Search code examples
pytorchlinear-algebraconvolution

How do I merge 2D Convolutions in PyTorch?


From linear algebra we know that linear operators are associative.

In the deep learning world, this concept is used to justify the introduction of non-linearities between NN layers, to prevent a phenomenon colloquially known as linear lasagna, (reference).

In signal processing this also leads to a well known trick to optimize memory and/or runtime requirements (reference).
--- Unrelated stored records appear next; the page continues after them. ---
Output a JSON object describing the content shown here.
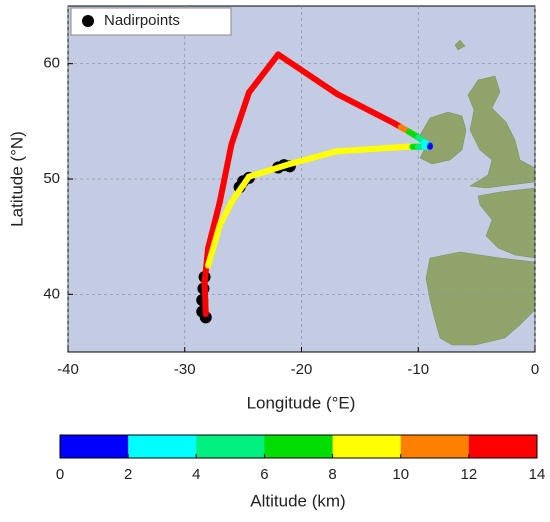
{
  "chart_data": {
    "type": "scatter",
    "x_label": "Longitude (°E)",
    "y_label": "Latitude (°N)",
    "xlim": [
      -40,
      0
    ],
    "ylim": [
      35,
      65
    ],
    "xticks": [
      -40,
      -30,
      -20,
      -10,
      0
    ],
    "yticks": [
      40,
      50,
      60
    ],
    "grid": true,
    "legend": "upper left",
    "series": [
      {
        "name": "Nadirpoints",
        "color": "#000000",
        "x": [
          -21,
          -21.5,
          -22,
          -24.5,
          -25,
          -25.3,
          -28.3,
          -28.4,
          -28.5,
          -28.5,
          -28.2
        ],
        "y": [
          51.1,
          51.2,
          51.0,
          50.1,
          49.8,
          49.3,
          41.5,
          40.5,
          39.5,
          38.5,
          38.0
        ]
      },
      {
        "x": [
          -9,
          -9.5,
          -10,
          -10.8,
          -11.5,
          -12,
          -17,
          -22,
          -24.5,
          -26,
          -27,
          -28,
          -28.3,
          -28.2
        ],
        "y": [
          52.9,
          53.2,
          53.6,
          54.1,
          54.5,
          54.8,
          57.4,
          60.8,
          57.5,
          53,
          48,
          44,
          41,
          38.3
        ],
        "altitude": [
          0.5,
          3,
          5,
          7,
          10,
          12.5,
          12.5,
          12.5,
          12.5,
          12.5,
          12.5,
          12.5,
          12.5,
          12.5
        ]
      },
      {
        "x": [
          -9,
          -9.5,
          -10,
          -10.5,
          -11,
          -17,
          -21,
          -24.5,
          -26,
          -27,
          -28
        ],
        "y": [
          52.8,
          52.8,
          52.8,
          52.8,
          52.8,
          52.4,
          51.3,
          50.2,
          48,
          46,
          42.5
        ],
        "altitude": [
          0.5,
          2.5,
          5,
          7,
          9,
          9,
          9,
          9,
          9,
          9,
          9
        ]
      }
    ],
    "colorbar": {
      "label": "Altitude (km)",
      "lim": [
        0,
        14
      ],
      "ticks": [
        0,
        2,
        4,
        6,
        8,
        10,
        12,
        14
      ],
      "colors": [
        "#0000ff",
        "#00ffff",
        "#00f080",
        "#00dd00",
        "#ffff00",
        "#ff8000",
        "#ff0000"
      ]
    }
  }
}
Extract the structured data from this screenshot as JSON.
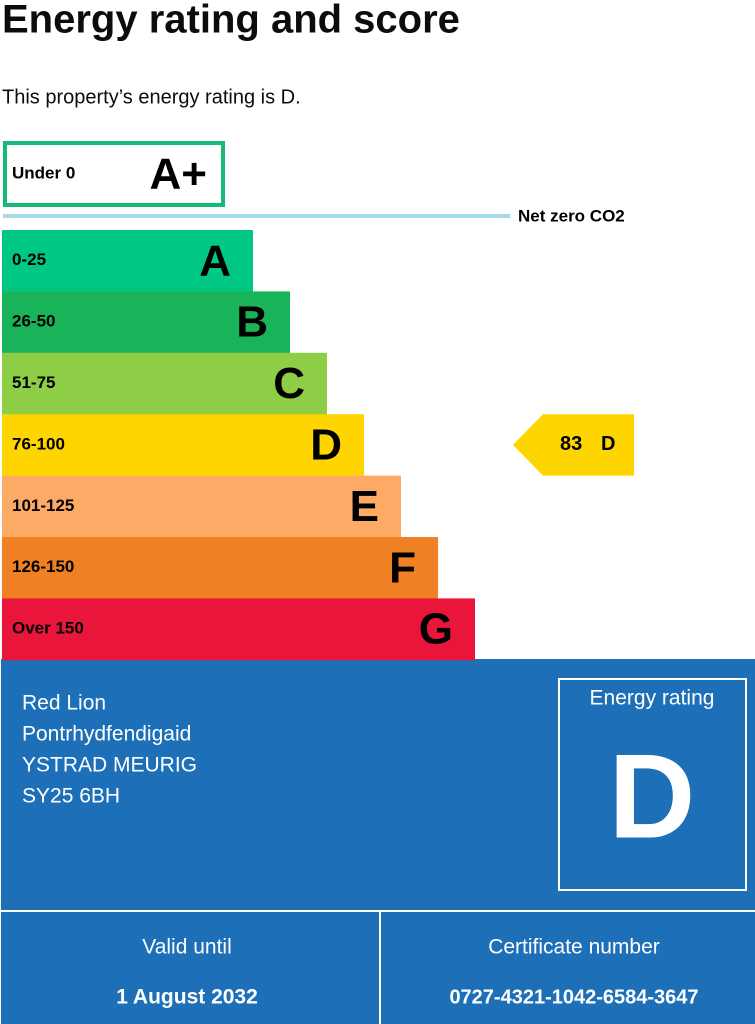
{
  "header": {
    "title": "Energy rating and score",
    "intro": "This property’s energy rating is D."
  },
  "top_band": {
    "range": "Under 0",
    "letter": "A+",
    "color": "#17b978"
  },
  "net_zero": {
    "label": "Net zero CO2",
    "color": "#a6d9e8"
  },
  "bands": [
    {
      "range": "0-25",
      "letter": "A",
      "color": "#00c781"
    },
    {
      "range": "26-50",
      "letter": "B",
      "color": "#19b459"
    },
    {
      "range": "51-75",
      "letter": "C",
      "color": "#8dce46"
    },
    {
      "range": "76-100",
      "letter": "D",
      "color": "#ffd500"
    },
    {
      "range": "101-125",
      "letter": "E",
      "color": "#fcaa65"
    },
    {
      "range": "126-150",
      "letter": "F",
      "color": "#ef8023"
    },
    {
      "range": "Over 150",
      "letter": "G",
      "color": "#e9153b"
    }
  ],
  "current": {
    "score": "83",
    "letter": "D"
  },
  "certificate": {
    "address": [
      "Red Lion",
      "Pontrhydfendigaid",
      "YSTRAD MEURIG",
      "SY25 6BH"
    ],
    "rating_label": "Energy rating",
    "rating": "D",
    "valid_label": "Valid until",
    "valid_date": "1 August 2032",
    "number_label": "Certificate number",
    "number": "0727-4321-1042-6584-3647"
  }
}
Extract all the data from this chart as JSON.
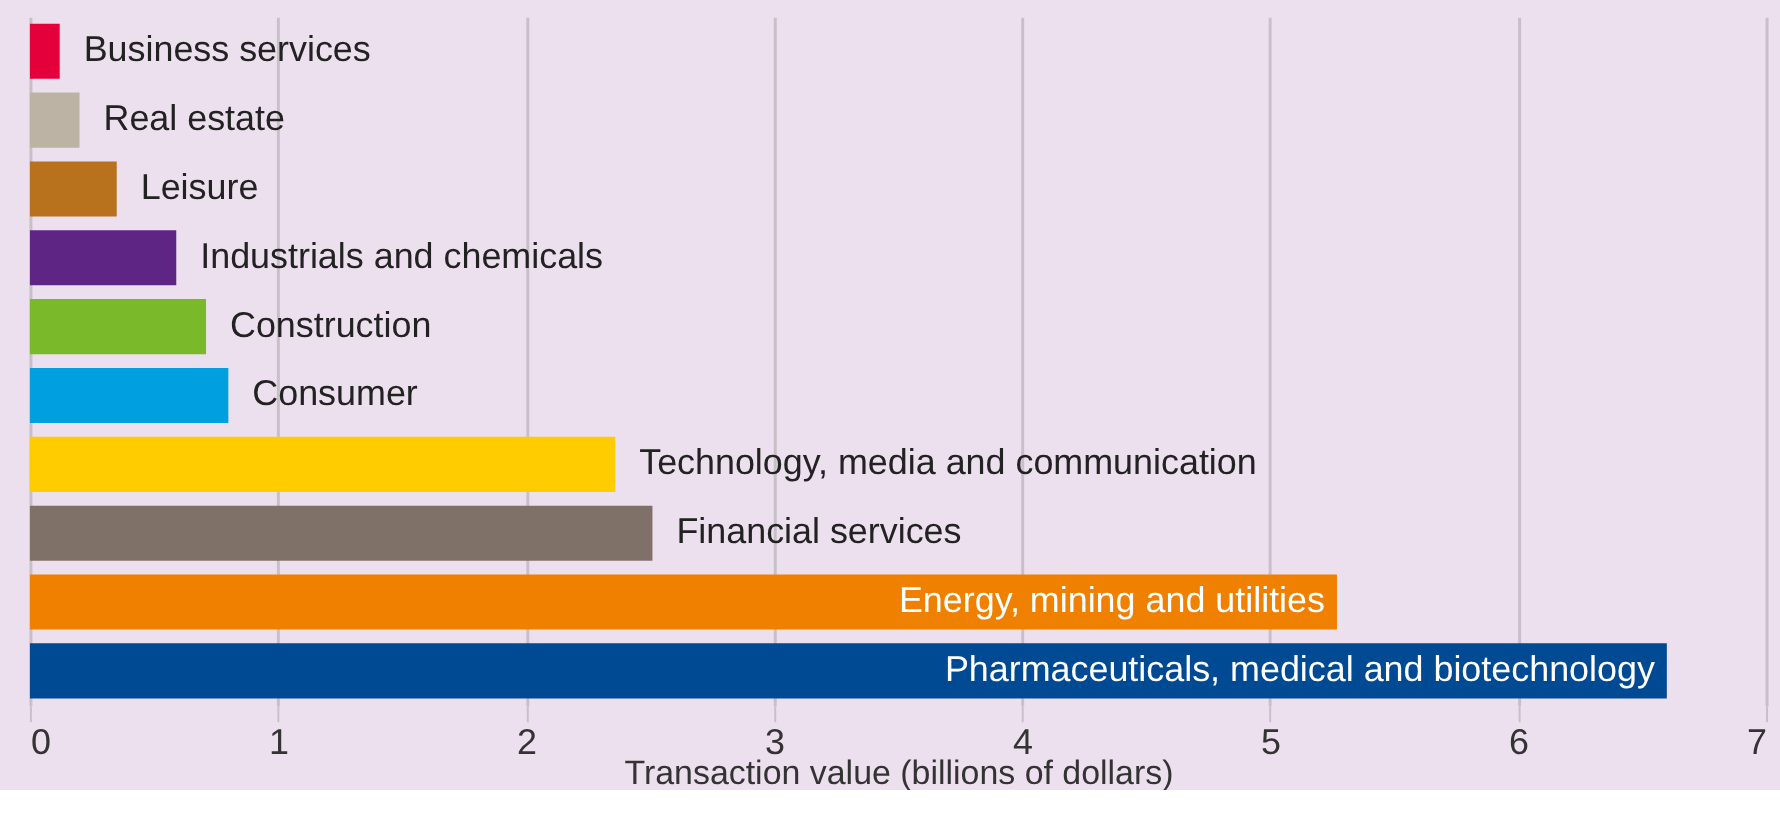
{
  "chart_data": {
    "type": "bar",
    "orientation": "horizontal",
    "xlabel": "Transaction value (billions of dollars)",
    "categories": [
      "Business services",
      "Real estate",
      "Leisure",
      "Industrials and chemicals",
      "Construction",
      "Consumer",
      "Technology, media and communication",
      "Financial services",
      "Energy, mining and utilities",
      "Pharmaceuticals, medical and biotechnology"
    ],
    "values": [
      0.12,
      0.2,
      0.35,
      0.59,
      0.71,
      0.8,
      2.36,
      2.51,
      5.27,
      6.6
    ],
    "colors": [
      "#e4003b",
      "#bcb3a5",
      "#b8711d",
      "#5e2584",
      "#7ab929",
      "#009fe0",
      "#ffcc00",
      "#7f7168",
      "#f08000",
      "#004a93"
    ],
    "xlim": [
      0,
      7
    ],
    "xticks": [
      0,
      1,
      2,
      3,
      4,
      5,
      6,
      7
    ],
    "grid": "x"
  }
}
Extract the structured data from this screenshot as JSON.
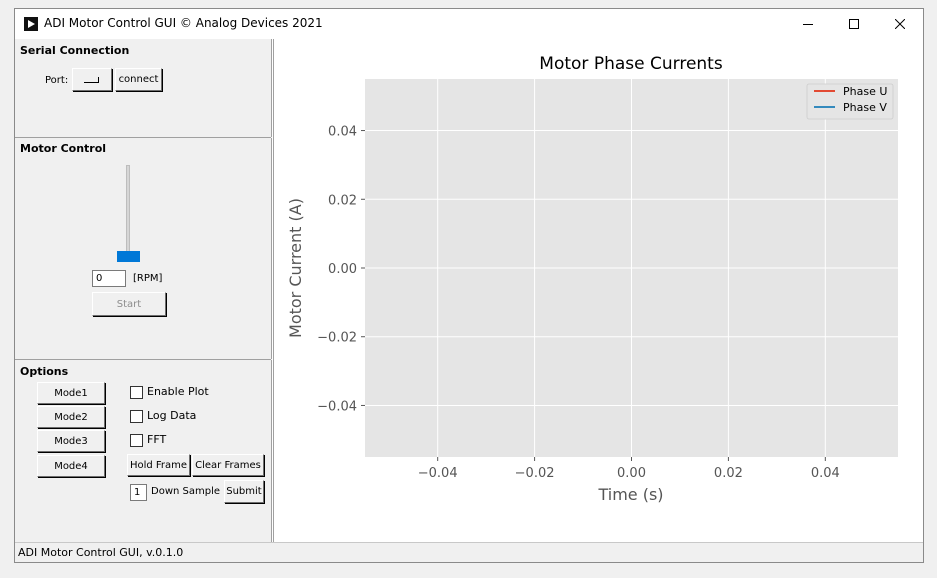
{
  "window": {
    "title": "ADI Motor Control GUI © Analog Devices 2021",
    "buttons": [
      "minimize",
      "maximize",
      "close"
    ]
  },
  "serial": {
    "title": "Serial Connection",
    "port_label": "Port:",
    "connect_label": "connect"
  },
  "motor": {
    "title": "Motor Control",
    "rpm_value": "0",
    "rpm_unit": "[RPM]",
    "start_label": "Start",
    "slider_level": 0
  },
  "options": {
    "title": "Options",
    "modes": [
      "Mode1",
      "Mode2",
      "Mode3",
      "Mode4"
    ],
    "checkboxes": [
      {
        "label": "Enable Plot",
        "checked": false
      },
      {
        "label": "Log Data",
        "checked": false
      },
      {
        "label": "FFT",
        "checked": false
      }
    ],
    "hold_frame_label": "Hold Frame",
    "clear_frames_label": "Clear Frames",
    "down_sample_value": "1",
    "down_sample_label": "Down Sample",
    "submit_label": "Submit"
  },
  "status": {
    "text": "ADI Motor Control GUI, v.0.1.0"
  },
  "chart_data": {
    "type": "line",
    "title": "Motor Phase Currents",
    "xlabel": "Time (s)",
    "ylabel": "Motor Current (A)",
    "xlim": [
      -0.055,
      0.055
    ],
    "ylim": [
      -0.055,
      0.055
    ],
    "xticks": [
      -0.04,
      -0.02,
      0.0,
      0.02,
      0.04
    ],
    "yticks": [
      -0.04,
      -0.02,
      0.0,
      0.02,
      0.04
    ],
    "xtick_labels": [
      "−0.04",
      "−0.02",
      "0.00",
      "0.02",
      "0.04"
    ],
    "ytick_labels": [
      "−0.04",
      "−0.02",
      "0.00",
      "0.02",
      "0.04"
    ],
    "grid": true,
    "legend_position": "top-right",
    "background": "#e5e5e5",
    "series": [
      {
        "name": "Phase U",
        "color": "#e24a33",
        "x": [],
        "y": []
      },
      {
        "name": "Phase V",
        "color": "#348abd",
        "x": [],
        "y": []
      }
    ]
  },
  "colors": {
    "slider_handle": "#0078d7",
    "plot_background": "#e5e5e5",
    "grid": "#ffffff"
  }
}
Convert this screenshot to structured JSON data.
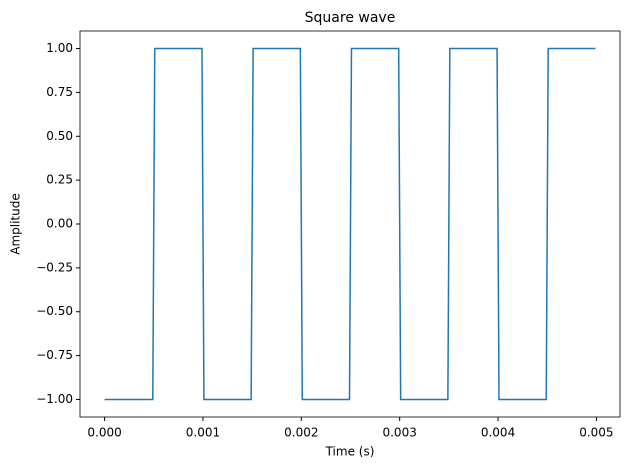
{
  "chart_data": {
    "type": "line",
    "title": "Square wave",
    "xlabel": "Time (s)",
    "ylabel": "Amplitude",
    "x": [
      0,
      0.00049,
      0.00051,
      0.00099,
      0.00101,
      0.00149,
      0.00151,
      0.00199,
      0.00201,
      0.00249,
      0.00251,
      0.00299,
      0.00301,
      0.00349,
      0.00351,
      0.00399,
      0.00401,
      0.00449,
      0.00451,
      0.00499
    ],
    "series": [
      {
        "name": "Square wave",
        "color": "#1f77b4",
        "values": [
          -1,
          -1,
          1,
          1,
          -1,
          -1,
          1,
          1,
          -1,
          -1,
          1,
          1,
          -1,
          -1,
          1,
          1,
          -1,
          -1,
          1,
          1
        ]
      }
    ],
    "xlim": [
      -0.00025,
      0.00524
    ],
    "ylim": [
      -1.1,
      1.1
    ],
    "xticks": [
      {
        "value": 0,
        "label": "0.000"
      },
      {
        "value": 0.001,
        "label": "0.001"
      },
      {
        "value": 0.002,
        "label": "0.002"
      },
      {
        "value": 0.003,
        "label": "0.003"
      },
      {
        "value": 0.004,
        "label": "0.004"
      },
      {
        "value": 0.005,
        "label": "0.005"
      }
    ],
    "yticks": [
      {
        "value": -1,
        "label": "−1.00"
      },
      {
        "value": -0.75,
        "label": "−0.75"
      },
      {
        "value": -0.5,
        "label": "−0.50"
      },
      {
        "value": -0.25,
        "label": "−0.25"
      },
      {
        "value": 0,
        "label": "0.00"
      },
      {
        "value": 0.25,
        "label": "0.25"
      },
      {
        "value": 0.5,
        "label": "0.50"
      },
      {
        "value": 0.75,
        "label": "0.75"
      },
      {
        "value": 1,
        "label": "1.00"
      }
    ],
    "grid": false
  }
}
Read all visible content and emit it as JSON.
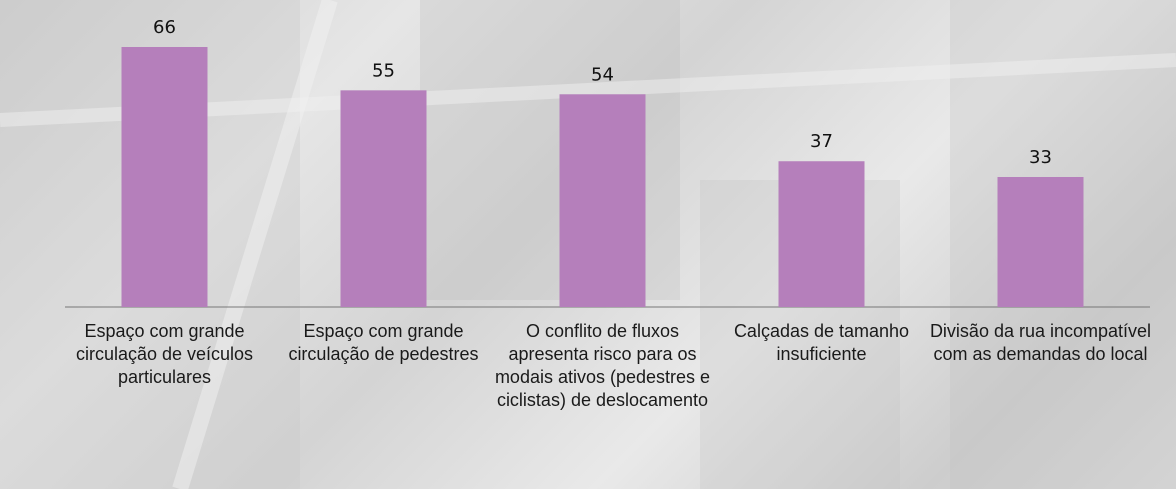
{
  "chart_data": {
    "type": "bar",
    "categories": [
      "Espaço com grande circulação de veículos particulares",
      "Espaço com grande circulação de pedestres",
      "O conflito de fluxos apresenta risco para os modais ativos (pedestres e ciclistas) de deslocamento",
      "Calçadas de tamanho insuficiente",
      "Divisão da rua incompatível com as demandas do local"
    ],
    "values": [
      66,
      55,
      54,
      37,
      33
    ],
    "color": "#b57fbb"
  }
}
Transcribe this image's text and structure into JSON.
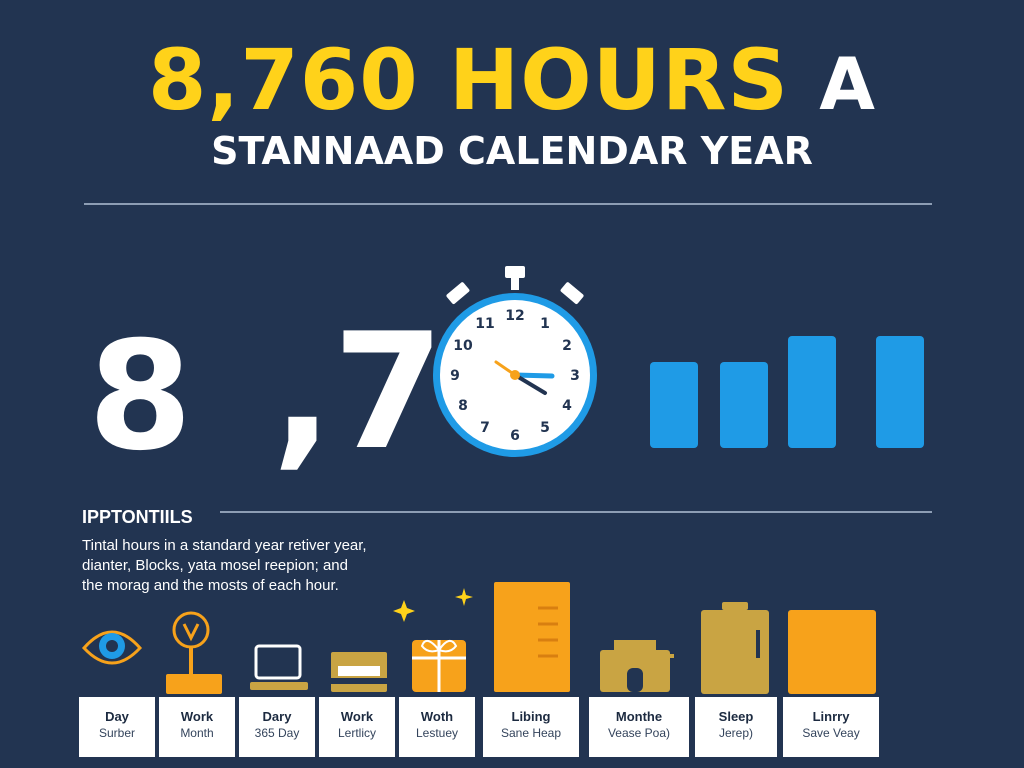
{
  "title": {
    "line1_yellow": "8,760  HOURS",
    "line1_white": "A",
    "line2": "STANNAAD CALENDAR YEAR"
  },
  "big_number": {
    "part1": "8",
    "part2": ",7"
  },
  "stopwatch": {
    "numbers": [
      "12",
      "1",
      "2",
      "3",
      "4",
      "5",
      "6",
      "7",
      "8",
      "9",
      "10",
      "11"
    ]
  },
  "section": {
    "heading": "IPPTONTIILS",
    "body_lines": [
      "Tintal hours in a standard year retiver year,",
      "dianter, Blocks, yata mosel reepion; and",
      "the morag and the mosts of each hour."
    ]
  },
  "cards": [
    {
      "title": "Day",
      "sub": "Surber"
    },
    {
      "title": "Work",
      "sub": "Month"
    },
    {
      "title": "Dary",
      "sub": "365 Day"
    },
    {
      "title": "Work",
      "sub": "Lertlicy"
    },
    {
      "title": "Woth",
      "sub": "Lestuey"
    },
    {
      "title": "Libing",
      "sub": "Sane Heap"
    },
    {
      "title": "Monthe",
      "sub": "Vease Poa)"
    },
    {
      "title": "Sleep",
      "sub": "Jerep)"
    },
    {
      "title": "Linrry",
      "sub": "Save Veay"
    }
  ],
  "colors": {
    "background": "#223451",
    "accent_yellow": "#ffd21a",
    "bar_blue": "#1f9be6",
    "icon_orange": "#f7a21b",
    "icon_gold": "#c9a443"
  }
}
So merging convolutions is a very useful tool from different perspectives. How to implement it with PyTorch?


Solution

  • If we have y = x * a * b (where * means convolution and a, b are your kernels), we can define c = a * b such that y = x * c = x * a * b as follows:

    import torch
    
    def merge_conv_kernels(k1, k2):
        """
        :input k1: A tensor of shape ``(out1, in1, s1, s1)``
        :input k2: A tensor of shape ``(out2, in2, s2, s2)``
        :returns: A tensor of shape ``(out2, in1, s1+s2-1, s1+s2-1)``
          so that convolving with it equals convolving with k1 and
          then with k2.
        """
        padding = k2.shape[-1] - 1
        # Flip because this is actually correlation, and permute to adapt to BHCW
        k3 = torch.conv2d(k1.permute(1, 0, 2, 3), k2.flip(-1, -2),
                          padding=padding).permute(1, 0, 2, 3)
        return k3
    

    To illustrate the equivalence, this example combines two kernels with 900 and 5000 parameters respectively into an equivalent kernel of 28 parameters:

    # Create 2 conv. kernels
    out1, in1, s1 = (100, 1, 3)
    out2, in2, s2 = (2, 100, 5)
    kernel1 = torch.rand(out1, in1, s1, s1, dtype=torch.float64)
    kernel2 = torch.rand(out2, in2, s2, s2, dtype=torch.float64)
    
    # propagate a random tensor through them. Note that padding
    # corresponds to the "full" mathematical operation (s-1)
    b, c, h, w = 1, 1, 6, 6
    x = torch.rand(b, c, h, w, dtype=torch.float64) * 10
    c1 = torch.conv2d(x, kernel1, padding=s1 - 1)
    c2 = torch.conv2d(c1, kernel2, padding=s2 - 1)
    
    # check that the collapsed conv2d is same as c2:
    kernel3 = merge_conv_kernels(kernel1, kernel2)
    c3 = torch.conv2d(x, kernel3, padding=kernel3.shape[-1] - 1)
    print(kernel3.shape)
    print((c2 - c3).abs().sum() < 1e-5)
    

    Note: The equivalence is assuming that we have unlimited numerical resolution. I think there was research on stacking many low-resolution-float linear operations and showing that the networks profited from numerical error, but I am unable to find it. Any reference is appreciated!